Firing regularity control of single neuron based on closed-loop ISI clamp

Abstract

Abstract In this paper, a method of closed-loop interspike interval (ISI) clamp based on a computational model of single neuron is proposed. This method consists of a highly nonlinear filter-the Unscented Kalman Filter (UKF), on-line calculation of ISI response feature, and a feedback loop of controlling regularity of ISI. The regularity of ISI can be control by Proportional-Integral type iterative learning control (PI-type ILC) algorithm, and then the accuracy of calculating phase response curves (PRCs) is improved. Moreover, UKF can be suitably fitted into the proposed control frame to estimate hidden electrophysiological properties of a single neuron from membrane potentials and conduct electrophysiology analysis. The computational simulation is carried out on the Hodgkin-Huxley (HH) model in the presence of noise to verify the performance of closed-loop ISI clamp in controlling firing regularity of neurons.
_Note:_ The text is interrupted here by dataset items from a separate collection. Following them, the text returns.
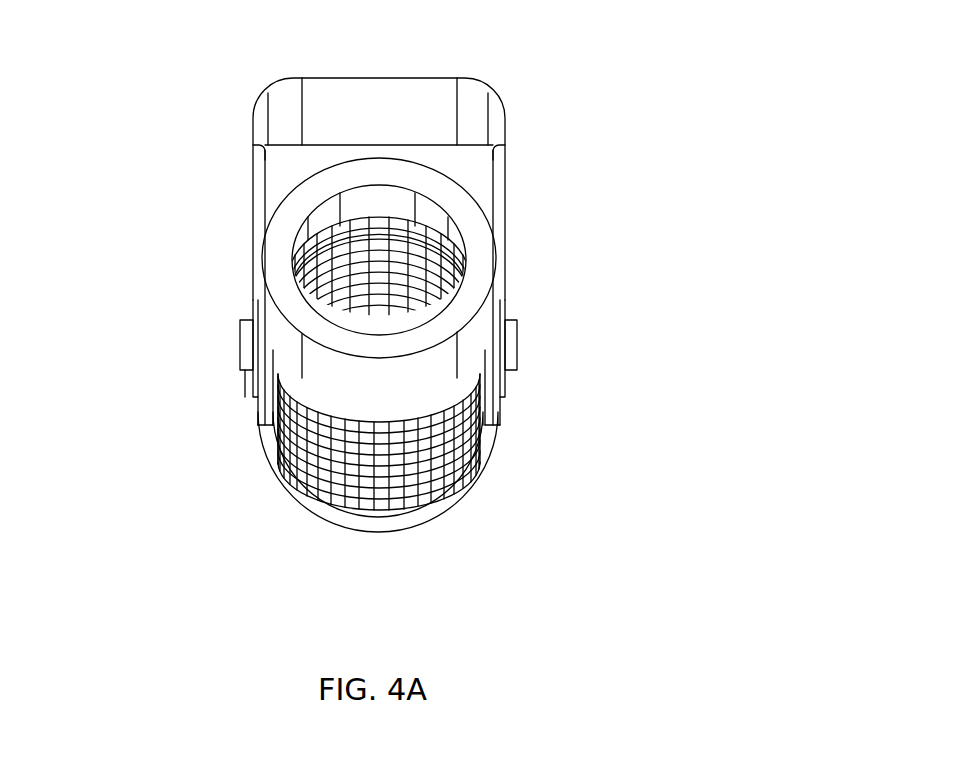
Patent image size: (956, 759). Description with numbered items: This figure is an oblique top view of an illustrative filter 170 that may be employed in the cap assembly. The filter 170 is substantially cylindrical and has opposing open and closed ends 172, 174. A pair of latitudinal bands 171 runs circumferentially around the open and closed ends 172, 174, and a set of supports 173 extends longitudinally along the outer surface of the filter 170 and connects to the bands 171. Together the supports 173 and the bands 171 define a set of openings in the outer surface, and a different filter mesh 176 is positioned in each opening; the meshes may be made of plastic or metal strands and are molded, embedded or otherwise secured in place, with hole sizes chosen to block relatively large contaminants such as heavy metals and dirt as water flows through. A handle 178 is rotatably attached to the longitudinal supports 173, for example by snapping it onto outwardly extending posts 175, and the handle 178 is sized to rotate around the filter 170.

The filter 170 is at (192, 120).
The latitudinal bands 171 is at (370, 532).
The open end 172 is at (266, 255).
The supports 173 is at (258, 424).
The closed end 174 is at (302, 515).
The posts 175 is at (240, 343).
The filter mesh 176 is at (424, 277).
The handle 178 is at (438, 108).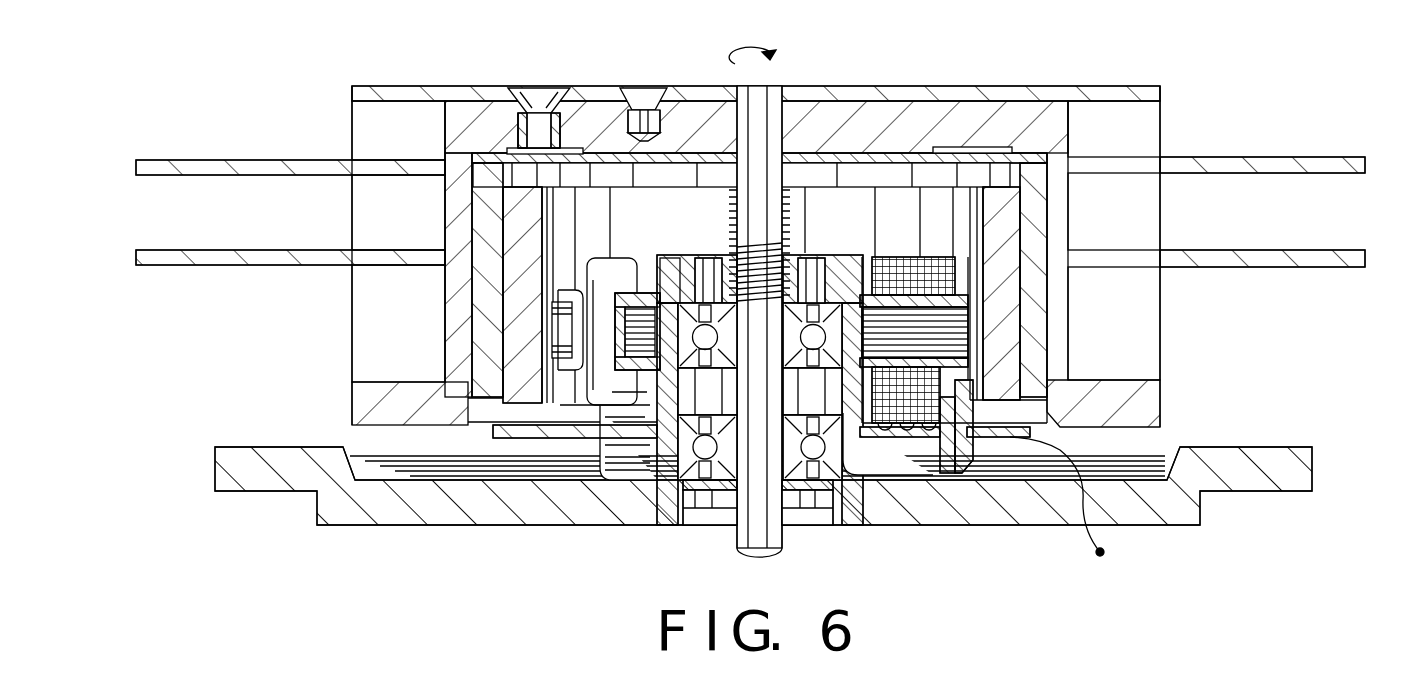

The Pinsky-Rinzel (PR) model is also used to conduct electrophysiological experiment and qualitatively analyze the roles of certain electrophysiological properties of a single neuron in shaping different firing patterns. Simulation results show the efficiency of closed-loop ISI clamp in controlling firing regularity of neurons and the potential application in electrophysiological analysis.